A polêmica do Porta dos Fundos já é velha de anteontem, mas convém registrar algumas observações que, de um jeito ou de outro, podem ser úteis para o debate público sobre liberdade de expressão, limites do humor, sensibilidade moral, blábláblá.

Em suma: convém arrumar assunto para a crônica desta terça-feira.

Para quem assistiu ao engraçadíssimo A Vida de Brian, do Monty Python, ou ao grave A Última Tentação de Cristo, de Scorsese, A Primeira Tentação de Cristo é café pequeno. O argumento é outro, mas a tentativa é a mesma: assustar criancinhas. No humor ofensivo do grupo carioca, que tem lá seus bons momentos, há mais tentativa de ofensa que de humor. É tão previsível que o roteiro do filme de Natal se transforma em spoiler de si mesmo. Esse é o pecado deles.

Quanto a mim, sou cristão e pouco sensível a controvérsias dessa natureza; e o cristianismo também é muito mais resiliente do que isso. A história conta que, quando um lado está bem assado, basta virar para que o outro lado fique no ponto. Assim como São Lourenço, acredito que Jesus Cristo seja bem-humorado o suficiente para não levar a sério o que não é sério. Há coisas piores e melhores do que o Porta dos Fundos acontecendo aqui embaixo.

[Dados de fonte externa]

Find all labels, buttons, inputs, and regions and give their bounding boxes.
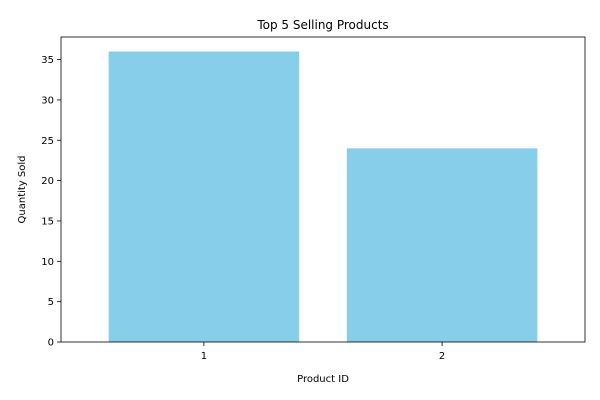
y-tick-label: 35 [41, 55, 54, 66]
bars-group [108, 51, 538, 343]
y-axis-label: Quantity Sold [17, 156, 28, 224]
y-tick-label: 25 [41, 136, 54, 147]
x-tick-label: 1 [201, 351, 207, 362]
y-tick-label: 15 [41, 216, 54, 227]
bar-product-1 [108, 51, 300, 343]
chart-title: Top 5 Selling Products [256, 18, 388, 32]
y-tick-label: 0 [48, 338, 54, 349]
x-tick-label: 2 [439, 351, 445, 362]
y-tick-label: 20 [41, 176, 54, 187]
y-axis-ticks: 0 5 10 15 20 25 30 35 [41, 55, 61, 349]
x-axis-label: Product ID [297, 374, 349, 385]
y-tick-label: 10 [41, 257, 54, 268]
bar-product-2 [346, 148, 538, 342]
y-tick-label: 30 [41, 95, 54, 106]
y-tick-label: 5 [48, 297, 54, 308]
plot-area-frame [60, 36, 586, 343]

O problema é que, com 7 bilhões de almas desnorteadas pelo mundo, está cada vez mais difícil chegar a um acordo sobre os limites de um e de outro; entre, por exemplo, a liberdade de expressão e os valores morais e religiosos. Como impedir que um ateu critique ou faça troça da religião na qual ele não acredita? Como impedir que o protestante zombe do católico, e este caçoe do espírita, e este ironize o... Bem, espírita não tem moral para gozar da cara de ninguém.

De minha parte, gosto da solução bruta de Christopher Hitchens: liberdade de expressão é liberdade de ofensa, ponto. Expressar coisas afáveis e opiniões hegemônicas é fácil, qualquer um faz. O fato é que em sociedades laicas e democráticas é quase impossível arranjar outra maneira de lidar com a tensão entre valores divergentes. Se existe, desconheço. Que joio e trigo cresçam.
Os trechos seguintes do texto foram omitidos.